23–27 Oct 2017
Havana, Cuba
America/Havana timezone

COMPASS experiment at CERN

24 Oct 2017, 09:30
30m
Room "Jose L. Franco"

Room "Jose L. Franco"

Parallel Talk High Energy Physics, Astrophysics and Cosmology (covering Hadron Structure, Phases of Nuclear Matter, QCD, Precision Measurements with Nuclei, Fundamental Interactions and Neutrinos) Parallel Sessions - HEP

Speaker

Alexey Guskov (Joint Institute for Nuclear Research (RU))

Description

COMPASS is a modern fixed target experiment at a secondary beam of the Super Proton Synchrotron at CERN. The purpose of the experiment is the study of hadron structure and hadron spectroscopy with muon and hadron beams of high intensity. The COMPASS setup is a multipurpose universal spectrometer based on two analysing magnets and equipped with various tracking detectors, electromagnetic and hadron calorimeters, muon filters and Cherenkov detectors for particle identification.
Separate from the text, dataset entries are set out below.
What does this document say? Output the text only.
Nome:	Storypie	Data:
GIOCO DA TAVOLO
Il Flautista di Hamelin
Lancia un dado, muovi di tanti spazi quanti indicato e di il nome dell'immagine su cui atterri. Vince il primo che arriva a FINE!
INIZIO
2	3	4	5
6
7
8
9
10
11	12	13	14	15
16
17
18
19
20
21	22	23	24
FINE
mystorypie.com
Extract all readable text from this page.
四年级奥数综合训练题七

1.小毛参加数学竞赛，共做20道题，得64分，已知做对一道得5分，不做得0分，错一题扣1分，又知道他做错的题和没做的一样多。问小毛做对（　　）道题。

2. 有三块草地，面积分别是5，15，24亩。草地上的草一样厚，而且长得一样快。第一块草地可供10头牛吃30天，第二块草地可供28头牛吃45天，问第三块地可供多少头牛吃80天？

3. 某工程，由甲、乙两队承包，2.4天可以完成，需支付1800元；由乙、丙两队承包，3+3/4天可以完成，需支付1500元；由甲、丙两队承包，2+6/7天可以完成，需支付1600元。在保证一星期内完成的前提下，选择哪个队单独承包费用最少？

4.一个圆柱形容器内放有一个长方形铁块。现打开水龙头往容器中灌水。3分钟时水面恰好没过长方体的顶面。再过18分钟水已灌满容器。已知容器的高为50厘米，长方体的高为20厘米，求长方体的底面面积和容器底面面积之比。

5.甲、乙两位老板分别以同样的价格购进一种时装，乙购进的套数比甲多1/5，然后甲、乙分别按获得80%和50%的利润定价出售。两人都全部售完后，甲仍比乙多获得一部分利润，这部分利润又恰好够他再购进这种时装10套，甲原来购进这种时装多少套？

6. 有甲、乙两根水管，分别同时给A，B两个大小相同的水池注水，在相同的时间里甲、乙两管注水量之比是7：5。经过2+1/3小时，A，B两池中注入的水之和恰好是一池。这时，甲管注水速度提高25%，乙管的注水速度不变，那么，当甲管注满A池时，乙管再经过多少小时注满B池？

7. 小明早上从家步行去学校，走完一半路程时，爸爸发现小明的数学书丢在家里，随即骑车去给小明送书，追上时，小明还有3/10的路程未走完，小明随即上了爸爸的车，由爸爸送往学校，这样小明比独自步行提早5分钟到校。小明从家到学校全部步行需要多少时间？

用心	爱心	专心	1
COMPASS has an intensive physics programme which includes the following topics: study of nucleon spin structure in semi-inclusive deep inelastic scattering and Drell-Yan process; measurement of the generalized parton distributions for the nucleon in reactions of deeply virtual Compton scattering and deeply virtual meson productions; search for new hadronic states and study of their production mechanisms; test of low-energy QCD models in Primakoff reactions. A physics programme for the period after 2020 is under discussion.